Desmond Galbraith se puso en pie al instante.

—Sí, sí, señor Galbraith —dijo el juez, y le indicó con un ademán que volviera a sentarse—. Espero, señor Hunsacker, que pueda proporcionar al tribunal alguna prueba concreta de esta afirmación. Y cuando digo «prueba concreta» no me refiero a otra demostración de su filosofía de estar por casa.

La sonrisa jovial de Hunsacker se esfumó. Esperó un momento antes de hablar.

—Demostraré, señoría, como creo que se dice en este país «más allá de toda duda razonable», que el segundo testamento de sir Alexander es una falsificación. A este fin, le pediré que observe el documento original. —El juez Sanderson se volvió hacia Galbraith, quien se encogió de hombros, se levantó y entregó el segundo testamento al juez—. Ahora, señor —continuó Hunsacker—, si es tan amable de mirar la segunda página del documento, vera la firma de sir Alexander estampada sobre un sello.

—¿Está insinuando que el sello es falso? —preguntó el juez.

—No, señor.

—Pero antes ha declarado que no es un experto en firmas, señor Hunsacker. ¿Qué está insinuando exactamente?

—Salta a la vista, señor —dijo Hunsacker—, siempre que se sepa lo que hay que buscar.

—Ilumíneme, por favor —pidió el juez, un poco exasperado.
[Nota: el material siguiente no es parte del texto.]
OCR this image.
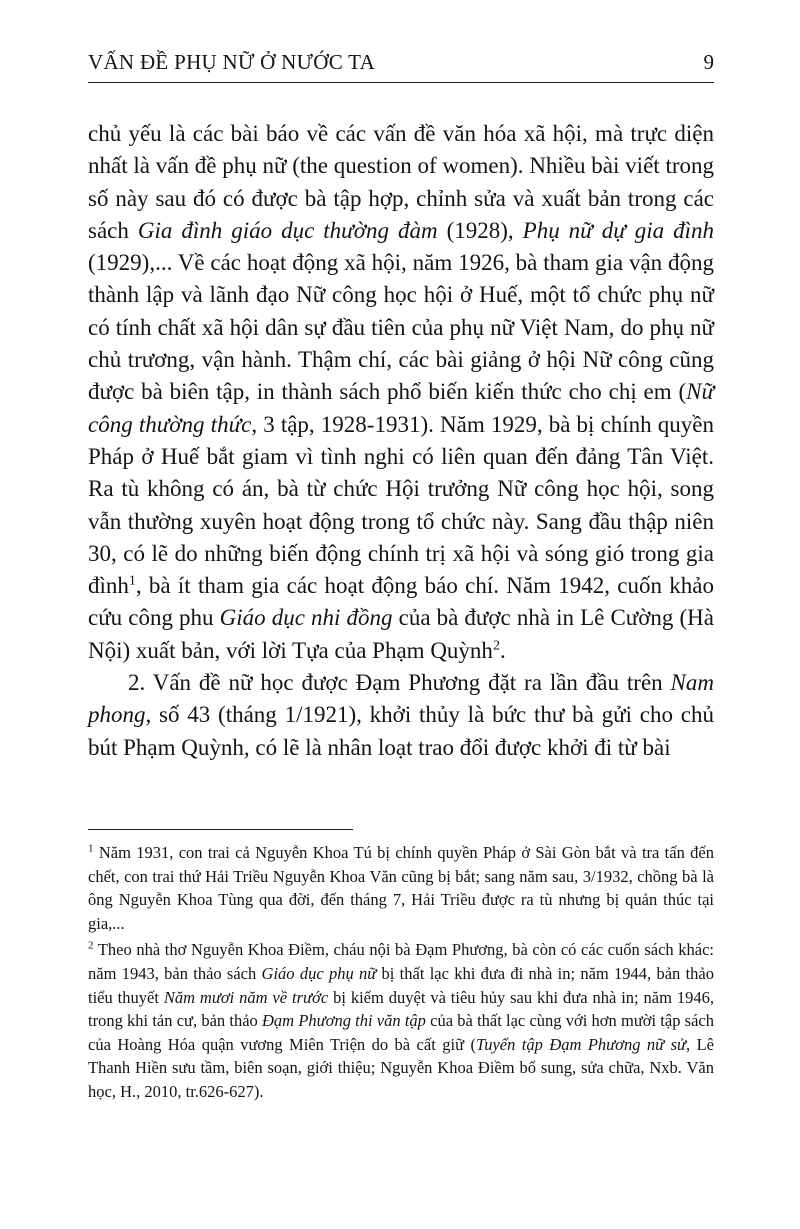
VẤN ĐỀ PHỤ NỮ Ở NƯỚC TA	9

chủ yếu là các bài báo về các vấn đề văn hóa xã hội, mà trực diện nhất là vấn đề phụ nữ (the question of women). Nhiều bài viết trong số này sau đó có được bà tập hợp, chỉnh sửa và xuất bản trong các sách Gia đình giáo dục thường đàm (1928), Phụ nữ dự gia đình (1929),... Về các hoạt động xã hội, năm 1926, bà tham gia vận động thành lập và lãnh đạo Nữ công học hội ở Huế, một tổ chức phụ nữ có tính chất xã hội dân sự đầu tiên của phụ nữ Việt Nam, do phụ nữ chủ trương, vận hành. Thậm chí, các bài giảng ở hội Nữ công cũng được bà biên tập, in thành sách phổ biến kiến thức cho chị em (Nữ công thường thức, 3 tập, 1928-1931). Năm 1929, bà bị chính quyền Pháp ở Huế bắt giam vì tình nghi có liên quan đến đảng Tân Việt. Ra tù không có án, bà từ chức Hội trưởng Nữ công học hội, song vẫn thường xuyên hoạt động trong tổ chức này. Sang đầu thập niên 30, có lẽ do những biến động chính trị xã hội và sóng gió trong gia đình$^1$, bà ít tham gia các hoạt động báo chí. Năm 1942, cuốn khảo cứu công phu Giáo dục nhi đồng của bà được nhà in Lê Cường (Hà Nội) xuất bản, với lời Tựa của Phạm Quỳnh$^2$.

2. Vấn đề nữ học được Đạm Phương đặt ra lần đầu trên Nam phong, số 43 (tháng 1/1921), khởi thủy là bức thư bà gửi cho chủ bút Phạm Quỳnh, có lẽ là nhân loạt trao đổi được khởi đi từ bài

$^1$ Năm 1931, con trai cả Nguyễn Khoa Tú bị chính quyền Pháp ở Sài Gòn bắt và tra tấn đến chết, con trai thứ Hải Triều Nguyễn Khoa Văn cũng bị bắt; sang năm sau, 3/1932, chồng bà là ông Nguyễn Khoa Tùng qua đời, đến tháng 7, Hải Triều được ra tù nhưng bị quản thúc tại gia,...

$^2$ Theo nhà thơ Nguyễn Khoa Điềm, cháu nội bà Đạm Phương, bà còn có các cuốn sách khác: năm 1943, bản thảo sách Giáo dục phụ nữ bị thất lạc khi đưa đi nhà in; năm 1944, bản thảo tiểu thuyết Năm mươi năm về trước bị kiểm duyệt và tiêu hủy sau khi đưa nhà in; năm 1946, trong khi tản cư, bản thảo Đạm Phương thi văn tập của bà thất lạc cùng với hơn mười tập sách của Hoàng Hóa quận vương Miên Triện do bà cất giữ (Tuyển tập Đạm Phương nữ sử, Lê Thanh Hiền sưu tầm, biên soạn, giới thiệu; Nguyễn Khoa Điềm bổ sung, sửa chữa, Nxb. Văn học, H., 2010, tr.626-627).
—Su Majestad la reina ascendió al trono de Inglaterra el 2 de febrero de 1952 —dijo Hunsacker—, y fue coronada en la abadía de Westminster el 2 de junio de 1953. La Royal Mail emitió un sello para conmemorar la ocasión. De hecho, soy el orgulloso poseedor de una hoja de la primera impresión. El sello muestra a la reina de joven, pero debido a la notable duración del reinado de Su Majestad, la Royal Mail ha tenido que emitir una nueva edición cada ciertos años, para reflejar que la monarca ha ido envejeciendo. El sello pegado a este testamento fue emitido en marzo de 1999.

Hunsacker giró en su silla y miró a los Moncrieff, mientras se preguntaba si habrían comprendido el significado de sus palabras. No estaba seguro, aunque parecía que Margaret Moncrieff le había entendido, ya que tenía los labios fruncidos y había palidecido.

—Señoría —continuó Hunsacker—, sir Alexander Moncrieff murió el 17 de diciembre de 1998, tres meses antes de que el sello fuera emitido. Así que una cosa es segura: la firma estampada sobre Su Majestad no puede ser la de él.